4 gave good answers, 4 more gave answers that were at least partially correct. Among the entirely wrong anwer, 2 attempted to give some kind of Hawk code where the central requirement of the question was to give an explanation.
Notes: When a computer includes multiple cache memories on the path from CPU to memory, the L1 cache is closest to the CPU, while the L2 cache is closer to memory. The L1 cache may be split into an I cache (code) and a D cache (data). Self-modifying code stores data in RAM and then executes it, for example, loading a program and then jumping to it.
a) If the MMU sits between the L1 and L2 caches on the way to memory, which cache does the C bit in the page table entry naturally disable, and what is awkward about having the C bit operate on the other cache. (1 point)
The MMU does not even know there is an L1 cache, and the L1 cache could be so fast that it finishes its operation before the MMU can react. In contrast, it would be easy for the MMU to send, with the physical address, an extra bit saying "do cache" or "don't cache", depending on the C-bit from the page table.

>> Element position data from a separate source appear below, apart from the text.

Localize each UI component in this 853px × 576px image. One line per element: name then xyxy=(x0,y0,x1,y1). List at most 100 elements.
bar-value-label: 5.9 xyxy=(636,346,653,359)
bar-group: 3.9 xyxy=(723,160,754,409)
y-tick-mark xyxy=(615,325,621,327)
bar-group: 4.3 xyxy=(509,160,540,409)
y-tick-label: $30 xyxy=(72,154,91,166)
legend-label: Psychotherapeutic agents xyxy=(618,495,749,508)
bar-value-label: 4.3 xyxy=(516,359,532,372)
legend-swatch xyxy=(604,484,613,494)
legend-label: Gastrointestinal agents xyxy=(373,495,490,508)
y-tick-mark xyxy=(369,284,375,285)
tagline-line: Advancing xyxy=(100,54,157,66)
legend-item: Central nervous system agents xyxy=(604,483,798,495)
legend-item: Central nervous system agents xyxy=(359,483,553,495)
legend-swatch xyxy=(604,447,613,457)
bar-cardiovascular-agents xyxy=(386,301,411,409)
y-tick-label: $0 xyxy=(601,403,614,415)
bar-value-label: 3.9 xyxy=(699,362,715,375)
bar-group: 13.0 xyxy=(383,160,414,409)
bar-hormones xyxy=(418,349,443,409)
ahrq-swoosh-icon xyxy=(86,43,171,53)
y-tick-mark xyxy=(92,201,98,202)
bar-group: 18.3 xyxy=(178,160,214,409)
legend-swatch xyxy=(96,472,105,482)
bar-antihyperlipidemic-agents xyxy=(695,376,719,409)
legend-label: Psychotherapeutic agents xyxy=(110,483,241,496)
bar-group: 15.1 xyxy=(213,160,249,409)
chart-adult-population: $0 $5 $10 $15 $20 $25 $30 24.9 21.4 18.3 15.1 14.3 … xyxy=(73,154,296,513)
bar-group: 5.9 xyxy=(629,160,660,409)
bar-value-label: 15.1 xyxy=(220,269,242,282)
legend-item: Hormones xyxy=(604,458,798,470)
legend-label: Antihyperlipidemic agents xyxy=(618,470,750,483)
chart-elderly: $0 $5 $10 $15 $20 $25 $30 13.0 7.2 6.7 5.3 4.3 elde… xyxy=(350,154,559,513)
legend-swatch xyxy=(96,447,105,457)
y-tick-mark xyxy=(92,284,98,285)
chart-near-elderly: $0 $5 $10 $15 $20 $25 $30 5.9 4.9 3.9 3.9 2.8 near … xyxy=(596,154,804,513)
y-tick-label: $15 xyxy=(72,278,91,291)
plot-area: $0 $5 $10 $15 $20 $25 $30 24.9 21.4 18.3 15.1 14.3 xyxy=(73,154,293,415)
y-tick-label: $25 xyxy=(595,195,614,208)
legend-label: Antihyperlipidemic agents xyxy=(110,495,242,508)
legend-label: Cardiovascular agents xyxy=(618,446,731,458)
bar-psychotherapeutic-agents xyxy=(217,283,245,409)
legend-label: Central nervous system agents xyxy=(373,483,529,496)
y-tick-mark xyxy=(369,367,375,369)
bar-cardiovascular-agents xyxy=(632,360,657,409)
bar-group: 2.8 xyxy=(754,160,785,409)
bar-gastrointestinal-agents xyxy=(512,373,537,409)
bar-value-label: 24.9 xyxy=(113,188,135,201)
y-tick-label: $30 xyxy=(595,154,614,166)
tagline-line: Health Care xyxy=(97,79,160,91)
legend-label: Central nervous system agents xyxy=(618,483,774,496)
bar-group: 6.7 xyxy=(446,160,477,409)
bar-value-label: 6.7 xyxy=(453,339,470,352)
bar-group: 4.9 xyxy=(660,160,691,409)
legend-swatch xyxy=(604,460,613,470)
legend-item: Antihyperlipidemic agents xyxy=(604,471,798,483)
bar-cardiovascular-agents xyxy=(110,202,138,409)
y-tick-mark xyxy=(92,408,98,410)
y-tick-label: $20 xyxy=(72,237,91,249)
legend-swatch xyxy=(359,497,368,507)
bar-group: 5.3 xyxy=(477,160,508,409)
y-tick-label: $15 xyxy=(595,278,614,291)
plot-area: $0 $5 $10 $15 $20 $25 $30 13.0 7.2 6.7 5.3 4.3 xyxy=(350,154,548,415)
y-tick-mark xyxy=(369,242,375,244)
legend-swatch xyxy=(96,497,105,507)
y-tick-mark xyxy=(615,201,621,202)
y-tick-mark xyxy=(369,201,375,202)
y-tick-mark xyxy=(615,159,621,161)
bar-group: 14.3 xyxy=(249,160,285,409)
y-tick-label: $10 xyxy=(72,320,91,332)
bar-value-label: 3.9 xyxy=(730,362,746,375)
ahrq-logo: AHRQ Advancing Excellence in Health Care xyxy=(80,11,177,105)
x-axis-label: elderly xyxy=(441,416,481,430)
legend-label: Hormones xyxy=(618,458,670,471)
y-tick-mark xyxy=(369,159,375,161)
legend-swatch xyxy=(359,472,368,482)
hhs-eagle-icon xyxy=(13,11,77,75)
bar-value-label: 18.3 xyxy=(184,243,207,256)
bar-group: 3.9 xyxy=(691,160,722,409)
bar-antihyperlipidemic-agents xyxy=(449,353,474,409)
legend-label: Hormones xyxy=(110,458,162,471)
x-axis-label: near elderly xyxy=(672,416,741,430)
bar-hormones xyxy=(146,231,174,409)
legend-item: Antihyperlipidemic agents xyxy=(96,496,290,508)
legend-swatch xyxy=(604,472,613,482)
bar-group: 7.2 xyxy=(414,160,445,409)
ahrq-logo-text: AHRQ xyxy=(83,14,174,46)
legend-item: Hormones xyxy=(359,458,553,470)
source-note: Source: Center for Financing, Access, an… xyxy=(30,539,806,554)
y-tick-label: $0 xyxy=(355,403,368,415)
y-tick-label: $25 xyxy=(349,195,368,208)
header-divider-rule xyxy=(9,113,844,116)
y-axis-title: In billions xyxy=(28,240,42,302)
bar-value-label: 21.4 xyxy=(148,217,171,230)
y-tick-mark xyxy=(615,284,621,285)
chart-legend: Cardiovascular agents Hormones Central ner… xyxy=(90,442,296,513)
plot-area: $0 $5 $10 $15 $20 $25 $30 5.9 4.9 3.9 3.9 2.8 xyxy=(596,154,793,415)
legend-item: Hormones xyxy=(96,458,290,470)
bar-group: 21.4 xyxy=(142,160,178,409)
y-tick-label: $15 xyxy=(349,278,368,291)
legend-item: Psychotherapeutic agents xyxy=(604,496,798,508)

4 did well, 2 gave backward anwers with reasons that made enough sense to earn partial credit, and 3 gave partial explanations that earned partial credit. 11 gave answers that made no sense, touching on irrelevant issues such as the distinction between I and D cache.
b) If I cache and D cache are distinct, what must self-modifying code do before executing the code that was just modified? (1 point)
Flush (invalidate all entries in) the I cache.
3 did well here, 3 more gave answers that made enough sense to earn partial credit. 12 gave answers with no obviou connection to the problem or that were evidence of significant misunderstanding.